The ambiance of the pavilion is created by somewhat abstract projections of vegetation, river springs, waterfalls, the meetings of rivers, feathered art, and indigenous body paintings, with powerful chromatic intensity. These are accompanied by variations in the humidity of the air, the vaporization of water in the environment, subtle and changing aromas of flowers, fruits, and mangroves, and sounds that alternate between indigenous songs, such as the Bororo fertility rituals, and the “mangue beat” of urban rock from Chico Science.
To this general ambience is added another level of information: short projections, with specific themes and narratives, at specific times, and occurring in different regions of the water plaza. They are projection-events, during which visitors are invited to enter the water, becoming active participants in the narrated stories. They are learning experiences informed by the content, such as, for example, audiovisual projections displaying the microorganisms of the mangrove, Amazonian water lilies, the flooded landscapes of the Pantanal of Mato Grosso and of Marajó Island, byways, streams and swamps, the technological potential of cocao and annatto (the condiment and food-dye from the seeds of the achiote tree), engineering works such as canals, dams and locks, river transposition systems and irrigation of dry areas, and projects to encourage river navigation. As well as projections of a scientific nature there are others, of an artistic and critical nature, such as Claudia Andujar’s photographs taken among the Yanomami peoples, the series "Dog without feathers" by Maureen Bisiliat, Cildo Meireles’s "rio oir" sound work, research into flying rivers by Artur Lescher, or the ephemeral landscape of rubber buoys created by Hector Zamora on São Vicente beach in "Recanto das Crianças", at the 27th São Paulo Biennial.
The water plaza is not only a space for visual contemplation but also a place of enjoyment and interaction, of partying. It is the stage for the most important activities of the pavilion, such as acoustic musical performances, dance, and theater presentations that will exploit its daring characteristics. It takes its inspiration from the urban installation "Auditorium for delicate issues" by Guto Lacaz, which will be recreated on the water mirror.

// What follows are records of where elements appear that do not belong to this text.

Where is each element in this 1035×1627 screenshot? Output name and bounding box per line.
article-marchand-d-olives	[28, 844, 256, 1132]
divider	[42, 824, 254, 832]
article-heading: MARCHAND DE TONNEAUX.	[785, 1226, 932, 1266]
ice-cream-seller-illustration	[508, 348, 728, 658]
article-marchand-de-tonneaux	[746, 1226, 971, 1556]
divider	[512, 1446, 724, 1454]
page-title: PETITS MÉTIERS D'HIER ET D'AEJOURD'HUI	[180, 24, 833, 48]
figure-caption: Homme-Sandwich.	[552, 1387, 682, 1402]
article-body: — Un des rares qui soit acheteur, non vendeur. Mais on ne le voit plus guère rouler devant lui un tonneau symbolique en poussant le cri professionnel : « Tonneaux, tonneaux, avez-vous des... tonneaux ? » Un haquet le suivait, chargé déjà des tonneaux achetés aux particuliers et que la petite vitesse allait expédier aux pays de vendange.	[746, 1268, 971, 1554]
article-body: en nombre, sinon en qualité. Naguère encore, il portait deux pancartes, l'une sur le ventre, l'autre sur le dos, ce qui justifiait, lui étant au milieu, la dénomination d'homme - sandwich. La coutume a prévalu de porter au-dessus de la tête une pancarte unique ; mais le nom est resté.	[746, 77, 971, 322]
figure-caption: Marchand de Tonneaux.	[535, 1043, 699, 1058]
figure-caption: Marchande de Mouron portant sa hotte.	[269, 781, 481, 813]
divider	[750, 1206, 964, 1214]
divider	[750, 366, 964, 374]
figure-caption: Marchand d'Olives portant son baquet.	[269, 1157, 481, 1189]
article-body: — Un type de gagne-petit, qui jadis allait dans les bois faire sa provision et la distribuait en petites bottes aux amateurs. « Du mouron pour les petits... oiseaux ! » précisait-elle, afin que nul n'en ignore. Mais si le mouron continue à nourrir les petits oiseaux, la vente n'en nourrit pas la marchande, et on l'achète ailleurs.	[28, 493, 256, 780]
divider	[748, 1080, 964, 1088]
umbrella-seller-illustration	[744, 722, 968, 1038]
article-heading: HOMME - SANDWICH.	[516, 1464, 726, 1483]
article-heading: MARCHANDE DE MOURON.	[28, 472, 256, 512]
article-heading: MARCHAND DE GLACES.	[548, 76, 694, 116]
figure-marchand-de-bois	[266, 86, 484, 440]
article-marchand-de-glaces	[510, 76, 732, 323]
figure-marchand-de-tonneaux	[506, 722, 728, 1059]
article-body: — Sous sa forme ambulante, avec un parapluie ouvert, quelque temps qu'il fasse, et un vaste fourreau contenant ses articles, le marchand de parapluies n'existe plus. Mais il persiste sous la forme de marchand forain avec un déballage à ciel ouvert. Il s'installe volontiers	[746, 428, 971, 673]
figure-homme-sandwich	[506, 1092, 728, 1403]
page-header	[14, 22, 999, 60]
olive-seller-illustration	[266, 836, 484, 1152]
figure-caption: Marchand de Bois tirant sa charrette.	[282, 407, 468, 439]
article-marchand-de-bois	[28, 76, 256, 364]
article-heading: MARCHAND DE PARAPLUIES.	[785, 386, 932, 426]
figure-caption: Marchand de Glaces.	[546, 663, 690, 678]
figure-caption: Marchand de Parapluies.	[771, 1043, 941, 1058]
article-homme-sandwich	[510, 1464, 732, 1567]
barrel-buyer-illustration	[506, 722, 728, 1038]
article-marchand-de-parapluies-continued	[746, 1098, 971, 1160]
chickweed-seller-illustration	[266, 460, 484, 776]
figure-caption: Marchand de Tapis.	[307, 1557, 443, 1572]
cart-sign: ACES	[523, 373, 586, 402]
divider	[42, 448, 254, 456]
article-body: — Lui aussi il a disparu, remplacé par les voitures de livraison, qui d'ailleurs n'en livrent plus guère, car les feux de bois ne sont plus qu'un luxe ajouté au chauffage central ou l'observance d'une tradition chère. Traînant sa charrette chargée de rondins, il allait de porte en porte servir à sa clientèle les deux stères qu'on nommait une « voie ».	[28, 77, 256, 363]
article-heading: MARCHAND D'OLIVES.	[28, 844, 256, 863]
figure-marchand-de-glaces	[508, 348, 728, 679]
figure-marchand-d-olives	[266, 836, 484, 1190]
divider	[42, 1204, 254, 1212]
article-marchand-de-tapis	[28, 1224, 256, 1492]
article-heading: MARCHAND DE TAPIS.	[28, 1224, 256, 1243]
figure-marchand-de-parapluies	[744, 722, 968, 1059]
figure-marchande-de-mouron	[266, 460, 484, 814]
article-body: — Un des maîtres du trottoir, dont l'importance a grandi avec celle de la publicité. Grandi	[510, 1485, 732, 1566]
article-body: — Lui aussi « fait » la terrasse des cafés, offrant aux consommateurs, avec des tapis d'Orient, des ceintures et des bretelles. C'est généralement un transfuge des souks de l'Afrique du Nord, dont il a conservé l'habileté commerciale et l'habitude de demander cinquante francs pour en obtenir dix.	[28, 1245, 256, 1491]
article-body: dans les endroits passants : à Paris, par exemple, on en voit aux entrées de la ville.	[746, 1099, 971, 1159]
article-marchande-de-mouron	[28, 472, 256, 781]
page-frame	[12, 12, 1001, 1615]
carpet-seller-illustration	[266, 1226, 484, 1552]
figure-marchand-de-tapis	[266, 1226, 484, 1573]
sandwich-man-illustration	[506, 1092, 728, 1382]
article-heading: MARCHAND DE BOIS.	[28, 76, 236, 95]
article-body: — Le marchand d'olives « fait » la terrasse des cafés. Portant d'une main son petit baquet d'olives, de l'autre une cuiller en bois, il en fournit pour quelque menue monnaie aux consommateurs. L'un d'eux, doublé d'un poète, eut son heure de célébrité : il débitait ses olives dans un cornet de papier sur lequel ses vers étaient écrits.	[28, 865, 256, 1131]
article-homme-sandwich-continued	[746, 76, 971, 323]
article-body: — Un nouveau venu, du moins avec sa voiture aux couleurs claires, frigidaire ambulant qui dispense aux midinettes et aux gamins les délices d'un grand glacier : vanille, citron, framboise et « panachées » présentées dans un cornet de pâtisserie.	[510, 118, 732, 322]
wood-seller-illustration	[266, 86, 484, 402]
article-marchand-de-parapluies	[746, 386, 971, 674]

Water is the primordial source of all life on earth. It is also an important means of transportation and communication for human civilization, and a source of enjoyment and sociability, adding a rich fruitfulness to inhabited environments. At the same time, it is a natural resource that is increasingly under threat, from scarcity and contamination. As the country with the greatest wealth of water in the world, Brazil must pursue an international policy for the defense and enjoyment of the water, a policy based on the preservation and enhancement of natural wealth through technology. This is the focus of the Brazilian Pavilion at Expo'2020.